Wasim Akram, the former Pakistan captain, has quashed growing speculation that he is about to replace Geoff Lawson as the coach of Pakistan, saying that nobody from the Pakistan Cricket Board has approached him.
Local media has buzzed in recent days with unconfirmed reports that the PCB is unhappy with Lawson and is looking for a replacement. Akram has been conducting a camp for fast bowlers in Lahore at the same time and was asked, on his first day, whether he would be interested in the coaching job.
A positive response - albeit with qualifications - and subsequent reports of a fall-out between Lawson and members of the selection committee has led many to conclude that Akram is being lined up.
But Akram said he had not been sounded out yet, though if the conditions were right, he would consider the post.
"There has been no offer,"
"Nobody from the board has approached me officially or unofficially with anything.
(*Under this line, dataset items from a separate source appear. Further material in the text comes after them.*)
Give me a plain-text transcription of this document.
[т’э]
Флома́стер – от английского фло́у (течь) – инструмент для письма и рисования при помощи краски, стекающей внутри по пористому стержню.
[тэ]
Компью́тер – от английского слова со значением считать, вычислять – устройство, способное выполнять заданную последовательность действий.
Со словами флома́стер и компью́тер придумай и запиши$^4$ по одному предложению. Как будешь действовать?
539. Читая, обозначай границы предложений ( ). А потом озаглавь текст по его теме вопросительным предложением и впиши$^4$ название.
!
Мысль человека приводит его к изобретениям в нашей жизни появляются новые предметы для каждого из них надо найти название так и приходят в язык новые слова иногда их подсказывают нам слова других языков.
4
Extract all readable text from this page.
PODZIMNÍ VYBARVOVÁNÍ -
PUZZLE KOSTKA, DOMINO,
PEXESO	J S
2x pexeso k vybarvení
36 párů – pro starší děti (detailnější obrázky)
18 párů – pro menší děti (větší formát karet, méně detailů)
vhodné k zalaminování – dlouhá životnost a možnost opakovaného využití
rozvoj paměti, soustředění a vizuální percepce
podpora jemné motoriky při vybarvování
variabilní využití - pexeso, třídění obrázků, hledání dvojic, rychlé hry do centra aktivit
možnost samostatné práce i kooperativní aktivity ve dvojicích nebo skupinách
I have a few years left on my contract with ESPN (as a television commentator and analyst) so anything that comes would have to be weighed up against that. Ultimately it would depend on a number of things."
Akram also ruled out the possibility of working as a bowling coach with the team, suggesting that he would prefer becoming a full-time coach.
Akram's work as a floating, freelance bowling consultant of sorts has been successful since he retired from the game in 2003. A number of Indian bowlers have benefited from his informal sessions and last year, in his first official role, his two-week camp for Pakistani fast bowlers, was widely considered a success. Sohail Tanvir - though he had already been spotted - benefited immensely from the tutelage and Akram also pushed the case of Mohammad Aamer, who has had a successful time at the Under-19 level. He is working this time with the likes of Sohail Khan and Anwar Ali.
The development comes amid growing uncertainty over Lawson, though whether there is any substance to the unrest is not yet clear. The coach is expected to arrive in Pakistan from a month-long holiday in Australia tomorrow, and he is likely to arrive to a barrage of questions about his relationship with the selectors and his future.
The selection committee and Lawson both deny that there are problems between them, though there have been run-ins in the series against Zimbabwe earlier this year. The situation was resolved at the time, but matters have reportedly taken a turn for the worse again in the aftermath of the Bangladesh series, the central issue remaining final say in selection. A few days ago, a local Urdu newspaper published an interview reportedly given by Lawson to an unspecified Australian radio station in which he is said to have criticised the selectors and some senior players.